Introduction
As modern applications shift towards microservices and serverless architectures, decoupled systems and real-time event processing become critical. Enter Amazon EventBridge, AWS’s event bus service that connects application data from your services, integrated SaaS applications, and AWS services to enable real-time, event-driven workflows.
In this blog, we’ll take a technical deep dive into EventBridge, explore how it differs from SNS and SQS, examine its architecture, and build a simple event-driven pipeline to demonstrate its capabilities.
🧠 What is Amazon EventBridge?
Amazon EventBridge is a serverless event bus that makes it easy to connect applications using data from your own applications, integrated SaaS providers (like Auth0, Zendesk, Shopify), and AWS services.

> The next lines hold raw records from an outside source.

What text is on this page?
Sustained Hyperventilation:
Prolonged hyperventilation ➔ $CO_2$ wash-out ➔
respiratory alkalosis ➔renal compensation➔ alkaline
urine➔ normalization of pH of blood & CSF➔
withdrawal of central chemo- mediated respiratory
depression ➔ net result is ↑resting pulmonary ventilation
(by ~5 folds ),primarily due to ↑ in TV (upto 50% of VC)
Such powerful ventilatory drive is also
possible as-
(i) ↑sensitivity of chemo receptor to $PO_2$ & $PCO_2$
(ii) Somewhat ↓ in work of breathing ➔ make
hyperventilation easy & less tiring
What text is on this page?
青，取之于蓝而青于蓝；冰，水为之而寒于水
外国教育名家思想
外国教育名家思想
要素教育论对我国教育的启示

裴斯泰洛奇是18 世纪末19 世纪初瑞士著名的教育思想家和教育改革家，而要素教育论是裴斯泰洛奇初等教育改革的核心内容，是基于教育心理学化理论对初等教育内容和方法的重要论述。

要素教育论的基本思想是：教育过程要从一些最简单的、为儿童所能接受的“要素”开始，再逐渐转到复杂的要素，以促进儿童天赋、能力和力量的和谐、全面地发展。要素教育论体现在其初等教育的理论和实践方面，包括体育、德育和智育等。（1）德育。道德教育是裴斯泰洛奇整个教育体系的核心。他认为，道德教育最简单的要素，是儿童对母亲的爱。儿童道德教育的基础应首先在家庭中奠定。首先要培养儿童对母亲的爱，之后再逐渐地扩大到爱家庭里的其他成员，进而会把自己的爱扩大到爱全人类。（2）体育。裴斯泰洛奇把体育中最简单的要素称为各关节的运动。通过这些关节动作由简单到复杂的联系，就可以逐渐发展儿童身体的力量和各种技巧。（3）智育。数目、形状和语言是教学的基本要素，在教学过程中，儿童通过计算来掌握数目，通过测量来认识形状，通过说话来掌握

It routes events based on rules to targets like Lambda, Step Functions, SQS, Kinesis, and more — without needing to write custom polling or filtering logic.
🔄 EventBridge vs SNS vs SQS
Feature | EventBridge | SNS | SQS |
---|---|---|---|
Event routing | Rule-based with content filtering | Fan-out pub/sub | Message queue |
Message retention | 24 hours | No retention | 14 days |
Dead-letter queue | ✅ | ❌ | ✅ |
Custom Event Buses | ✅ | ❌ | ❌ |
SaaS integration | ✅ | ❌ | ❌ |
🏗️ Architecture: Under the Hood
An EventBridge setup consists of:
- Event Sources: AWS services, your apps, or SaaS apps.
- Event Bus: Default, Partner, or Custom.
- Rules: JSON pattern-based filters.
- Targets: AWS services like Lambda, SQS, Step Functions, or even HTTP APIs.
You send events to a bus, which evaluates them against rules and sends them to matched targets.
🛠️ Hands-On: Building an Event-Driven Workflow
Scenario
You have an e-commerce app. When a new order is placed (via a Lambda function), an event is published to EventBridge. Based on that event, EventBridge triggers:
- A Lambda to update inventory.
- A Step Function to initiate fulfillment.
- Sends the event to an SQS queue for async analytics processing.
Step 1: Define the Event Schema
{
"source": "custom.ecommerce",
"detail-type": "OrderPlaced",
"detail": {
"orderId": "1234",
"items": ["sku-1", "sku-2"],
"total": 49.99
}
}
Step 2: Create a Custom Event Bus
aws events create-event-bus --name ecommerce-bus
Step 3: Add a Rule to Route Events
event-rule.json
{
"Source": ["custom.ecommerce"],
"DetailType": ["OrderPlaced"]
}
aws events put-rule \
--name OrderPlacedRule \
--event-bus-name ecommerce-bus \
--event-pattern file://event-rule.json
Step 4: Add Targets
aws events put-targets \
--rule OrderPlacedRule \
--event-bus-name ecommerce-bus \
--targets file://targets.json
targets.json
[
{
"Id": "InventoryLambda",
"Arn": "arn:aws:lambda:us-east-1:123456789012:function:UpdateInventory"
},
{
"Id": "FulfillmentStepFunction",
"Arn": "arn:aws:states:us-east-1:123456789012:stateMachine:FulfillOrder"
},
{
"Id": "AnalyticsQueue",
"Arn": "arn:aws:sqs:us-east-1:123456789012:analytics-queue"
}
]
Step 5: Send a Test Event
aws events put-events --entries file://event.json
event.json
[
{
"Source": "custom.ecommerce",
"DetailType": "OrderPlaced",
"Detail": "{\"orderId\": \"1234\", \"items\": [\"sku-1\", \"sku-2\"], \"total\": 49.99}",
"EventBusName": "ecommerce-bus"
}
]
✅ Key Benefits
- Loose coupling between producers and consumers
- Schema Registry and schema discovery
- Native support for SaaS and AWS integrations
- Scalability and durability with at-least-once delivery
🔐 Best Practices
- Use custom event buses to isolate domains
- Implement dead-letter queues (DLQs) to handle failures
- Leverage schema validation to prevent malformed events
- Use event replay to reprocess past events (available via Archive & Replay)
Conclusion
Amazon EventBridge is a cornerstone for building resilient, scalable, event-driven applications in AWS. Whether you’re decoupling microservices, responding to external triggers, or handling complex workflows, EventBridge offers a clean, powerful, and highly integrative approach.
If you’re not already using it in your architecture, now’s the time to consider where EventBridge can help simplify your systems.